Theresa May has now announced a change in the law. Mixed sex couples will be able to enter into civil partnerships if they don’t want to marry but want aspects of their relationship to be formalised legally eg giving them the same rights of inheritance and rights in respect of pensions as if they were married.
Unmarried couples are the fastest growing type of ‘family’. It’s believed that 3.3 million unmarried couples in the UK live together, many of whom have children and live as families.
Although many believe that living with a partner for a period of time makes them ‘common law man and wife’ with the same rights as if they were married, this is not the case legally.

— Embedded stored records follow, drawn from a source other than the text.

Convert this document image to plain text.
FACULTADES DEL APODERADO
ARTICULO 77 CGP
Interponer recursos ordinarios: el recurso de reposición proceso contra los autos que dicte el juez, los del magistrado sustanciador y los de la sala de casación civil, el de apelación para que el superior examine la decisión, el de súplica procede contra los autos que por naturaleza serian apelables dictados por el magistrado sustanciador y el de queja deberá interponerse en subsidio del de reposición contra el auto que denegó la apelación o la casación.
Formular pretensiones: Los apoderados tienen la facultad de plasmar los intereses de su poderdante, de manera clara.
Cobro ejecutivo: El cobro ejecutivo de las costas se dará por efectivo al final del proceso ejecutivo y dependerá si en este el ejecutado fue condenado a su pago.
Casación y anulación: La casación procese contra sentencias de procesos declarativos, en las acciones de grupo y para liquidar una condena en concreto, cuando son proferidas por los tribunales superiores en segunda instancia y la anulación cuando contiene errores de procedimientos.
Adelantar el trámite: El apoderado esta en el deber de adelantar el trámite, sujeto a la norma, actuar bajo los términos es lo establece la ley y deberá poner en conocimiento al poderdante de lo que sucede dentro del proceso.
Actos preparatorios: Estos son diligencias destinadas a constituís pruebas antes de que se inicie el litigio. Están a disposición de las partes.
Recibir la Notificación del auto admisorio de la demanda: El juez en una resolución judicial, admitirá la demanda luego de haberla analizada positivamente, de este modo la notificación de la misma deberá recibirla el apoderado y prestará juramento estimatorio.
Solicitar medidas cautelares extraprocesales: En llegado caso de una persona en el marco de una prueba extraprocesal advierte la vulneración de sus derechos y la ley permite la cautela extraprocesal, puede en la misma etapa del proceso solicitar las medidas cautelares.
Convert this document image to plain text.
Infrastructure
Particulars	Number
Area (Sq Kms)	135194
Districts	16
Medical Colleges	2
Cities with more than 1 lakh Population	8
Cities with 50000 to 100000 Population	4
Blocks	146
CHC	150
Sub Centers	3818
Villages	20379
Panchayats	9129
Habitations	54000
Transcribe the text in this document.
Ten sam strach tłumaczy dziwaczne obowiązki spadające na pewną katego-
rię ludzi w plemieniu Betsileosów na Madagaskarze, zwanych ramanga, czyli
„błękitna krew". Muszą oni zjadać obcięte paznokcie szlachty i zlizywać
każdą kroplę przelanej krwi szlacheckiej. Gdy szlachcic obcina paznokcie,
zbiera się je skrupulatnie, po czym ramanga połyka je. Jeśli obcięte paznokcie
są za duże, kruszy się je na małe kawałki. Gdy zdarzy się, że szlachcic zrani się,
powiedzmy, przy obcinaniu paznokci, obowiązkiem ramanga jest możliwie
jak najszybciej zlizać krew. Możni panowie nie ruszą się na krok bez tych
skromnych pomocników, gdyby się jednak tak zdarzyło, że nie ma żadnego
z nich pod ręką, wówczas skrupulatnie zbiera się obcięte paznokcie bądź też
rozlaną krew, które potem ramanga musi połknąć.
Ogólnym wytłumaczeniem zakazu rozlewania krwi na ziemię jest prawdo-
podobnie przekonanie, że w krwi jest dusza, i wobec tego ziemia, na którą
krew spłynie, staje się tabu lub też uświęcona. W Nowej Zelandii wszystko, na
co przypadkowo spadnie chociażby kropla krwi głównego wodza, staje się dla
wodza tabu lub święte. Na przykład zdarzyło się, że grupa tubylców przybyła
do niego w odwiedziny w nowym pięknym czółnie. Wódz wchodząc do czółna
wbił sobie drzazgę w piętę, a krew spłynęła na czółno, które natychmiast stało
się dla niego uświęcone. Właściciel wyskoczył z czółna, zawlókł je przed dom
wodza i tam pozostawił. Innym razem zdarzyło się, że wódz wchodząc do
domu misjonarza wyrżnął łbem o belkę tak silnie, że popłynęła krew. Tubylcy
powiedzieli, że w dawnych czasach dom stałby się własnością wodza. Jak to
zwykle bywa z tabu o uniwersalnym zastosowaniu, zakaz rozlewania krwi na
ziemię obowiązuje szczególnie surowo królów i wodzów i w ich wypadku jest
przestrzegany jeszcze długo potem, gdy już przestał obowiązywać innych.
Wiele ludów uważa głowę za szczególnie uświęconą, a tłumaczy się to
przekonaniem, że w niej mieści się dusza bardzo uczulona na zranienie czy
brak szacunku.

Entering into a civil partnership involves a couple signing a register to register. There doesn’t have to be a ceremony and the couple don’t have to exchange any vows or form of wording, although many couples opt to do so. The couple need two witnesses. The ceremony cannot have any religious aspects to it (eg bible readings or hymn singing) and places of worship are not obliged to carry out civil partnership registrations. Many enter into civil partnerships at a registry office for a fee of approximately £50 including a copy of the civil partnership certificate.
A civil partnership crucially offers legal and financial protection for both parties in the event of their relationship ending or the death of one of the parties.